Organize a kids' clothing swap at your church, office, or around the neighborhood. Participants simply bring outgrown clothing and take items they need. Anything left over gets donated to charity.
4 Strategies for Stretching Those School-Supplies Dollars
"For back-to-school supplies, I always use Office Max (OMX) or Office Depot (ODP) because they always have coupons (be sure to sign up for their email lists) and they offer free delivery for orders over $50. Office Max is great about matching prices too, so if you use the coupon in the store and bring in a circular from another retailer, you can get prices matched and use the coupon."
-- Sondrah L., mom to a 14-year-old, a 10-year-old and a 19-month-old
"Spend more money upfront on a high-quality backpack that will last several years. I also stock up for the next year when supplies go on clearance. Last, try not to wait until the last minute to buy supplies. School starts on Wednesday and I still can't find dry-erase markers. Just the gas alone means that I spent more than what I would have saved waiting for a sale."
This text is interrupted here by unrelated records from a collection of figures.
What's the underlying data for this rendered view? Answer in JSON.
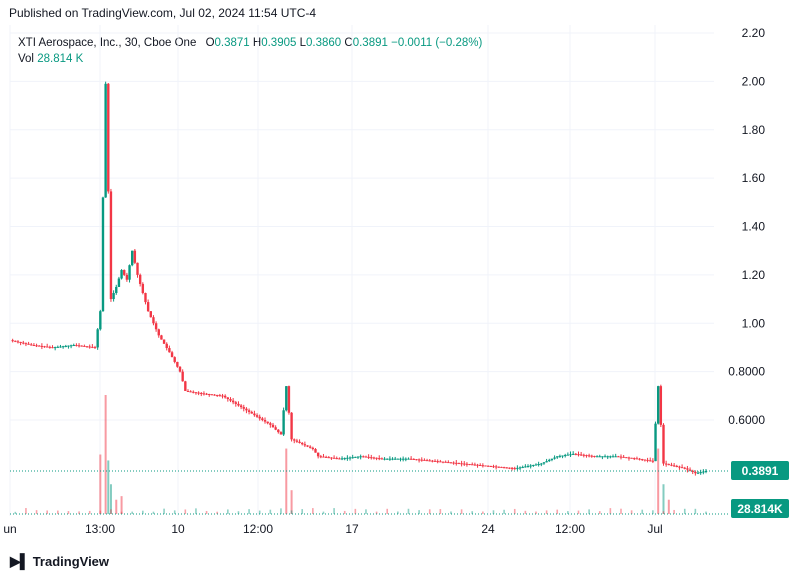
{
  "header": {
    "published": "Published on TradingView.com, Jul 02, 2024 11:54 UTC-4"
  },
  "legend": {
    "symbol": "XTI Aerospace, Inc., 30, Cboe One",
    "open_label": "O",
    "open": "0.3871",
    "high_label": "H",
    "high": "0.3905",
    "low_label": "L",
    "low": "0.3860",
    "close_label": "C",
    "close": "0.3891",
    "change": "−0.0011 (−0.28%)",
    "vol_label": "Vol",
    "vol": "28.814 K"
  },
  "badges": {
    "price": "0.3891",
    "volume": "28.814K"
  },
  "footer": {
    "brand": "TradingView",
    "logo_icon": "tradingview-logo-icon"
  },
  "colors": {
    "up": "#089981",
    "down": "#f23645",
    "grid": "#f0f3fa",
    "text": "#131722",
    "price_line": "#089981"
  },
  "chart_data": {
    "type": "candlestick",
    "interval": "30",
    "y_axis_labels": [
      "2.20",
      "2.00",
      "1.80",
      "1.60",
      "1.40",
      "1.20",
      "1.00",
      "0.8000",
      "0.6000"
    ],
    "y_axis_values": [
      2.2,
      2.0,
      1.8,
      1.6,
      1.4,
      1.2,
      1.0,
      0.8,
      0.6
    ],
    "ylim": [
      0.29,
      2.26
    ],
    "ylim_note": "",
    "x_axis_labels": [
      "un",
      "13:00",
      "10",
      "12:00",
      "17",
      "24",
      "12:00",
      "Jul"
    ],
    "last_price": 0.3891,
    "last_volume": "28.814K",
    "price_path": [
      {
        "t": 0,
        "p": 0.93
      },
      {
        "t": 4,
        "p": 0.91
      },
      {
        "t": 8,
        "p": 0.9
      },
      {
        "t": 12,
        "p": 0.91
      },
      {
        "t": 16,
        "p": 0.9
      },
      {
        "t": 17,
        "p": 1.05
      },
      {
        "t": 18,
        "p": 1.99
      },
      {
        "t": 19,
        "p": 1.1
      },
      {
        "t": 20,
        "p": 1.15
      },
      {
        "t": 21,
        "p": 1.22
      },
      {
        "t": 22,
        "p": 1.18
      },
      {
        "t": 23,
        "p": 1.3
      },
      {
        "t": 24,
        "p": 1.2
      },
      {
        "t": 26,
        "p": 1.05
      },
      {
        "t": 28,
        "p": 0.95
      },
      {
        "t": 30,
        "p": 0.88
      },
      {
        "t": 32,
        "p": 0.8
      },
      {
        "t": 33,
        "p": 0.72
      },
      {
        "t": 36,
        "p": 0.71
      },
      {
        "t": 40,
        "p": 0.7
      },
      {
        "t": 43,
        "p": 0.66
      },
      {
        "t": 46,
        "p": 0.62
      },
      {
        "t": 49,
        "p": 0.58
      },
      {
        "t": 51,
        "p": 0.54
      },
      {
        "t": 52,
        "p": 0.74
      },
      {
        "t": 53,
        "p": 0.52
      },
      {
        "t": 55,
        "p": 0.5
      },
      {
        "t": 57,
        "p": 0.48
      },
      {
        "t": 58,
        "p": 0.45
      },
      {
        "t": 62,
        "p": 0.44
      },
      {
        "t": 66,
        "p": 0.45
      },
      {
        "t": 70,
        "p": 0.44
      },
      {
        "t": 75,
        "p": 0.44
      },
      {
        "t": 80,
        "p": 0.43
      },
      {
        "t": 85,
        "p": 0.42
      },
      {
        "t": 90,
        "p": 0.41
      },
      {
        "t": 95,
        "p": 0.4
      },
      {
        "t": 100,
        "p": 0.42
      },
      {
        "t": 103,
        "p": 0.45
      },
      {
        "t": 106,
        "p": 0.46
      },
      {
        "t": 110,
        "p": 0.45
      },
      {
        "t": 114,
        "p": 0.45
      },
      {
        "t": 118,
        "p": 0.44
      },
      {
        "t": 121,
        "p": 0.43
      },
      {
        "t": 122,
        "p": 0.74
      },
      {
        "t": 123,
        "p": 0.42
      },
      {
        "t": 125,
        "p": 0.41
      },
      {
        "t": 127,
        "p": 0.4
      },
      {
        "t": 129,
        "p": 0.38
      },
      {
        "t": 131,
        "p": 0.3891
      }
    ],
    "volume_spikes": [
      {
        "t": 17,
        "v": 0.5,
        "dir": "down"
      },
      {
        "t": 18,
        "v": 1.0,
        "dir": "down"
      },
      {
        "t": 18.5,
        "v": 0.45,
        "dir": "up"
      },
      {
        "t": 19,
        "v": 0.25,
        "dir": "up"
      },
      {
        "t": 20,
        "v": 0.12,
        "dir": "down"
      },
      {
        "t": 21,
        "v": 0.15,
        "dir": "down"
      },
      {
        "t": 52,
        "v": 0.55,
        "dir": "down"
      },
      {
        "t": 53,
        "v": 0.2,
        "dir": "down"
      },
      {
        "t": 122,
        "v": 0.55,
        "dir": "down"
      },
      {
        "t": 123,
        "v": 0.25,
        "dir": "up"
      },
      {
        "t": 124,
        "v": 0.12,
        "dir": "down"
      }
    ],
    "t_max": 131
  }
}
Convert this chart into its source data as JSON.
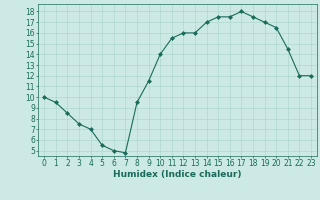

-- Sumer R., mom to a 7-year-old, a 4-year-old and a 22-month-old
Other ways to save:
Check to see whether your state offers a tax-free holiday and plan your shopping accordingly to save a little extra. (Connecticut, Florida, Louisiana, Maryland, Massachusetts, and Texas all have one over the next couple of weeks.)
Score deals on well-made backpacks from Lands' End and L.L. Bean during clearance sales. One mom got personalized backpacks and lunchboxes from Lands' End for her two kids for under $20!
A Smart Way to Score Bargain Books
"If you have a smartphone or e-reader, you can save on books by buying the digital version, which is usually less than the print book. Classic novels that are out of copyright are available for free in e-book format through Amazon (AMZN), Google Books (GOOG), Barnes & Noble (BKS), and others -- a great money saver for all those English assignments!"
-- Amanda B., mom to a 20-month-old
Another tip: No e-reader? Check half.com for super-cheap prices on used books.
Brown Bag It for Less
"Just packing lunch instead of buying it is a huge savings for us. I also try not to pack too many perishable things, so if he brings home something untouched, I can pack it again the next day. Also, reusable containers save money and they're green. Oh, and don't buy individual size packages, it's much cheaper to buy in bulk and divvy it up yourself."
-- Shannon W., mom to a 7-year-old and a 4-year-old
Another tip: My second-grader wasn't thrilled about switching from cafeteria lunches to brown bagging it until I offered to split the savings with her as long as she packs her own lunch. Now, I save time and we both have a little extra cash!